Ein Band von 35 Kilometern Länge

Das Fauna-Flora-Habitat (FFH)-Gebiet „Oberes Temnitztal Ergänzung“ erstreckt sich als 35 Kilometer langes Band südlich von Rägelin bis zur Mündung der Temnitz in den Rhinkanal. Die Temnitz ist an vielen Stellen begradigt – kurz vor ihrer Mündung in den Rhinkanal im havelländischen Zootzen mäandert sie wieder.

Die Temnitz ist nicht nur ein seltener Lebensraum für gefährdete Arten wie die Kleine Flussmuschel. Nach Angaben des Naturschutzfonds leben dort auch Fischotter und Große Mausohren. Ende Mai können sich Interessierte zunächst über das Gebiet informieren. In der dreijährigen Planungszeit des Managementplans wird der Naturschutzfonds weitere Inforunden und Exkursionen anbieten.

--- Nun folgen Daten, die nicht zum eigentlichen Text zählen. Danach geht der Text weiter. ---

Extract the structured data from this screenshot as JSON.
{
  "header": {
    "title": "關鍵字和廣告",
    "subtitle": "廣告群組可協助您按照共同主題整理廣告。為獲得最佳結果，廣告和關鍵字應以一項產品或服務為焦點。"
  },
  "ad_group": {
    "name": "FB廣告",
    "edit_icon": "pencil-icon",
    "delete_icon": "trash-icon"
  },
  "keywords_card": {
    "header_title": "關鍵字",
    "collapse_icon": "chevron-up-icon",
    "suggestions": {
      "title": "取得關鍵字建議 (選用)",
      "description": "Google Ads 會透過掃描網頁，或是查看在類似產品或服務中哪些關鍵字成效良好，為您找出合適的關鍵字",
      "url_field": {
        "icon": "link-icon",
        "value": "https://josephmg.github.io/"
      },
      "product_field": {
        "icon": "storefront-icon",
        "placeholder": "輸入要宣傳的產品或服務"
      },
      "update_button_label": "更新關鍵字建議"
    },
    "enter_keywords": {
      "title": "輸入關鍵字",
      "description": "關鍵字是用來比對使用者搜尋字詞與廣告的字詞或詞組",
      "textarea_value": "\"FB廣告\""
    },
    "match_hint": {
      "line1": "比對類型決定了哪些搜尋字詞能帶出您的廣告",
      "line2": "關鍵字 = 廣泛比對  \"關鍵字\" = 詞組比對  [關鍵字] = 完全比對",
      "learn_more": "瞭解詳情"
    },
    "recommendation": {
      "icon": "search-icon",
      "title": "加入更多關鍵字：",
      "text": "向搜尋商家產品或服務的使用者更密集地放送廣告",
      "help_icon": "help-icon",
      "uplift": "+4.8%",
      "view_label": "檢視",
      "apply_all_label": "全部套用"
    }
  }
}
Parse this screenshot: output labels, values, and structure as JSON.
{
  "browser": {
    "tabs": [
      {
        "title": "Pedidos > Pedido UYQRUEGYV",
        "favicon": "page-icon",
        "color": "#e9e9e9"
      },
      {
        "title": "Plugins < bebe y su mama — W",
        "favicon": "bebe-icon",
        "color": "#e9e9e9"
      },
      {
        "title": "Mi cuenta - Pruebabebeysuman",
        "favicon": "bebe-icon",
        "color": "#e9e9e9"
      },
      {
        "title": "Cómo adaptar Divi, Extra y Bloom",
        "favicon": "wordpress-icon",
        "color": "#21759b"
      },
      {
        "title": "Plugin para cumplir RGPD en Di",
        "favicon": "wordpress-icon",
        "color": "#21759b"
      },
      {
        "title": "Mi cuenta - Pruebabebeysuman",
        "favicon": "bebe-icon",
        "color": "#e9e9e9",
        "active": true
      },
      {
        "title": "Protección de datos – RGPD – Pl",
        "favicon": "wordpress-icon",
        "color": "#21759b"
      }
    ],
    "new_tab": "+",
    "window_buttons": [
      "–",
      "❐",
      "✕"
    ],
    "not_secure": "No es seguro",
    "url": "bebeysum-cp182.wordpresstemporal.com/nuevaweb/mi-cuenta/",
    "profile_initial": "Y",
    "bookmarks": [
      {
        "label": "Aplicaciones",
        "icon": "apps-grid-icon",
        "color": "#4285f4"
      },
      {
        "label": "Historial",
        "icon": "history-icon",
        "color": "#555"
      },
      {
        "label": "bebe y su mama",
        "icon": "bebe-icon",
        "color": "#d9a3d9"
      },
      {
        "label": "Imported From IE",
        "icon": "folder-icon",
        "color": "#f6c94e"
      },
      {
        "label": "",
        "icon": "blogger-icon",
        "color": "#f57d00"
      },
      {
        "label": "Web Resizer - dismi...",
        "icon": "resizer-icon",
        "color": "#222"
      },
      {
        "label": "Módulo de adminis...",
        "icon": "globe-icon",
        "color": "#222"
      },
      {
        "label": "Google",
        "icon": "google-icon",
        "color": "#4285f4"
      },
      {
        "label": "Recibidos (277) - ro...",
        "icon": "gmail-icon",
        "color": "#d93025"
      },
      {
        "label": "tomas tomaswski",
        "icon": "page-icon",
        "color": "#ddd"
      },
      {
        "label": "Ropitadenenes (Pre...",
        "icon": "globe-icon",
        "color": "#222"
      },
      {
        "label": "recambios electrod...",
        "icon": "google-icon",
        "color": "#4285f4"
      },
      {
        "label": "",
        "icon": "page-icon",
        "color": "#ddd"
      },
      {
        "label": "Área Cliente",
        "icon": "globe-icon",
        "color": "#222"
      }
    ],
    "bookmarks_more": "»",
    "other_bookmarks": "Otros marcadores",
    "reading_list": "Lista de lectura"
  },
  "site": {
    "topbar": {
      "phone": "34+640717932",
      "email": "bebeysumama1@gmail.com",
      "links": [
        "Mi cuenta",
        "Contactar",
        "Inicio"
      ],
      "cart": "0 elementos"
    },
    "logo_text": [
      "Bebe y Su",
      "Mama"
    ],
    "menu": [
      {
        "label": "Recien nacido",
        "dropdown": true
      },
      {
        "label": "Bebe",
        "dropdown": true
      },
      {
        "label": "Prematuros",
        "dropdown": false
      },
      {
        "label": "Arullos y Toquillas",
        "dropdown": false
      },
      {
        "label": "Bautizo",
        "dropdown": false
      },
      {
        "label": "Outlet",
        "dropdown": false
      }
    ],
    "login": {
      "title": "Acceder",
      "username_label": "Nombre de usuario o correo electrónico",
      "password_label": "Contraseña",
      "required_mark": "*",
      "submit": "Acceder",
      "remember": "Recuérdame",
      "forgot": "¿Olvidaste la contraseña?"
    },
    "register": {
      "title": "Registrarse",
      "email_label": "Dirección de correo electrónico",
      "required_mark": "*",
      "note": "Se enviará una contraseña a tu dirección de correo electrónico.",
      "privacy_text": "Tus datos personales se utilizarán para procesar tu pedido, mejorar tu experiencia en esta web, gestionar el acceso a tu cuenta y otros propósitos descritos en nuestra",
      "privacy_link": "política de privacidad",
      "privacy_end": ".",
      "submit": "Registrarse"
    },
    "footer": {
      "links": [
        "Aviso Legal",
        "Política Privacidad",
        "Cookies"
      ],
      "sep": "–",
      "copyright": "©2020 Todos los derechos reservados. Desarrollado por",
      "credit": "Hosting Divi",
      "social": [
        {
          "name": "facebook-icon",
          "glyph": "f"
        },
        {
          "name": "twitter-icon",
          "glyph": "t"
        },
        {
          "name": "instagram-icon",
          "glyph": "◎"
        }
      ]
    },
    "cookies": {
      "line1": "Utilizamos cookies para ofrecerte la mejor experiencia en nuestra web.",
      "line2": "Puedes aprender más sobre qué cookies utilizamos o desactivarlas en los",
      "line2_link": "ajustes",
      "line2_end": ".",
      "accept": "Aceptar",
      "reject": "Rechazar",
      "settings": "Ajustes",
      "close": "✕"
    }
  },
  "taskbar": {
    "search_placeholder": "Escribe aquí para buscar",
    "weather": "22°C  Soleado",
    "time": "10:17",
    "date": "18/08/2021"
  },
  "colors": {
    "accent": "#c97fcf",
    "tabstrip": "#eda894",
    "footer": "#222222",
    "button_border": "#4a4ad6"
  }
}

46 Natura-2000-Gebiete in Ostprignitz-Ruppin

Natura-2000-Gebiete sollen die biologische Vielfalt in der Europäischen Union erhalten. Sie verknüpfen sich zum größten Schutzgebiet der Welt. Sie setzen sich aus Vogelschutzgebieten und den FFH-Gebieten zusammen. In Brandenburg sind derzeit mehr als 600 Natura-2000-Gebiete ausgewiesen – sie erstrecken sich über ein Viertel der Landesfläche. In Ostprignitz-Ruppin sind 46 Natura-2000-Gebiete gelistet.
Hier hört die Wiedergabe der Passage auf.